The prize, the Briarcliff Trophy valued at over $10,000 ($ in ), was donated and presented by Briarcliff Manor founder Walter W. Law.

The winner, Lewis Strang, practiced for five weeks in a six-cylinder Ford owned by John H. Tyson. The Isotta he used in the competition (also owned by Tyson) was only driven over the course twice before the race, and was otherwise locked and guarded in the owner's garage. In the race, Strang took the lead on the first lap and never let go, thus winning the race and trophy. He had consistently made four of his laps in just over 38 minutes. John Tyson claimed to have spent $25,000 to win the trophy but gave Strang credit for the triumph. Strang received $1,000, along with a $5,000 bonus from Tyson. His mechanic received $500 along with a bonus.

==Aftermath and impact==
The race helped prove claims of its committee that it was the best possible test for cars to be driven on American roads, leading to discussions worldwide for months after the race.

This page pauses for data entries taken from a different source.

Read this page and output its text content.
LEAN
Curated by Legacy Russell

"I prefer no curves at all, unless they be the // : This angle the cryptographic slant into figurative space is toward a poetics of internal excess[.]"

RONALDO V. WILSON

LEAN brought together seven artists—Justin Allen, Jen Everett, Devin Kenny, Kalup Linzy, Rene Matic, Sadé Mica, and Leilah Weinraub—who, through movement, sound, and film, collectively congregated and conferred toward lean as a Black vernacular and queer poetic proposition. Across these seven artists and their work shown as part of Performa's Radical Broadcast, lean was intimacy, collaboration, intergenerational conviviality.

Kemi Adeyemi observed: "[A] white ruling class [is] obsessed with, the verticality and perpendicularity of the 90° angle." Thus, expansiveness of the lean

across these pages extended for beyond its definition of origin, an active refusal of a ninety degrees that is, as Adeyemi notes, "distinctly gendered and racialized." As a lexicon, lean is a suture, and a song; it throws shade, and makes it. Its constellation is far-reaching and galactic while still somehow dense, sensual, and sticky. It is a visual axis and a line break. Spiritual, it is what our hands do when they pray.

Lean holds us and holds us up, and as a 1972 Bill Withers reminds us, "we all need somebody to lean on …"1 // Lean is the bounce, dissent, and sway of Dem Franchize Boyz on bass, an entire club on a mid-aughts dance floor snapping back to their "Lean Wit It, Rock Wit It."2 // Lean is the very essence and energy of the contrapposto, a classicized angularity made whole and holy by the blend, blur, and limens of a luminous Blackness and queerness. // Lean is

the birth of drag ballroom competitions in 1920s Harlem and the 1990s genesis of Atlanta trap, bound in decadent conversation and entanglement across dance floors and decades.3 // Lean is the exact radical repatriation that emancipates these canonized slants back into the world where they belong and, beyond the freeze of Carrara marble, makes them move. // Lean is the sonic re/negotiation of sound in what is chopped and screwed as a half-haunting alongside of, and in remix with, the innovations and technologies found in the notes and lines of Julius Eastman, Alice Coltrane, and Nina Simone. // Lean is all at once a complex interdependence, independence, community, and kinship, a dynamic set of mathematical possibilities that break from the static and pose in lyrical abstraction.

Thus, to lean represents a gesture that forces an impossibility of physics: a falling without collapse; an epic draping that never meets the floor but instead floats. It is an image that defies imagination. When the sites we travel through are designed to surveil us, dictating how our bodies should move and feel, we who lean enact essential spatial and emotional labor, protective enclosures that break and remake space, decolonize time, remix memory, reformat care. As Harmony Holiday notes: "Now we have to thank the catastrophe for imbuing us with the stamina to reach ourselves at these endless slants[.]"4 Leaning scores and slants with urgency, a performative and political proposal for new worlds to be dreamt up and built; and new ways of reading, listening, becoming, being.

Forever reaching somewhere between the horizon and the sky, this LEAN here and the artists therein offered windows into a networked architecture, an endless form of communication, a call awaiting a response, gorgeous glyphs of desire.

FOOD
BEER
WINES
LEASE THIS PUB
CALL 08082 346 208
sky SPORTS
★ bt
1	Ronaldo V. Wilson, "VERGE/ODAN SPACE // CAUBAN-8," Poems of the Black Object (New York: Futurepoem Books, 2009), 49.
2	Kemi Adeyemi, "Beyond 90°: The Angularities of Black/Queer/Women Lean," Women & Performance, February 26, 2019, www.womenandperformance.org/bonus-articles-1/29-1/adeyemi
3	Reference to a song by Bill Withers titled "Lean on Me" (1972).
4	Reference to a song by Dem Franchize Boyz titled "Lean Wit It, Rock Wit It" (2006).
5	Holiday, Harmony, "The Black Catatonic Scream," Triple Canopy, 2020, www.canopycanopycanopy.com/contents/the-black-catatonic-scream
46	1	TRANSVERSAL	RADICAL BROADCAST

Emmanuel Cedrino, initially seen as a likely winner of the competition, died a month after the Briarcliff race in a racing accident at the Pimlico Race Course in Baltimore.

On November 12, 1934, the Automobile Racing Club of America held another road race in Briarcliff Manor. It was the first amateur race in the United States, hosted by the wealthy Collier family of nearby Pocantico Hills. Brothers Sam, Miles, and Barron Jr. had begun hosting informal races in the area in the early 1930s, and formed the racing club in 1933. The 1934 race was won by Langdon Quimby, driving a Willys 77, in a time of two hours and seven minutes on the 100 mi course. The race was held again on June 23, 1935; Quimby won again, four minutes faster than the previous year.

In 1938, exactly 30 years after his accident, Ralph DePalma returned to the route. He met with the doctor who had treated him and they revisited the scene of the accident, an event that unexpectedly started his racing career. By this time, DePalma was internationally known for racing, having won 2,257 races, 98 percent of those he entered.

In 1977, during Briarcliff Manor's 75th anniversary, 15 old racing cars participated in a motorcade around the 1934 race's route. In 2008, the village commemorated the first race's centennial in a parade featuring about 60 antique cars.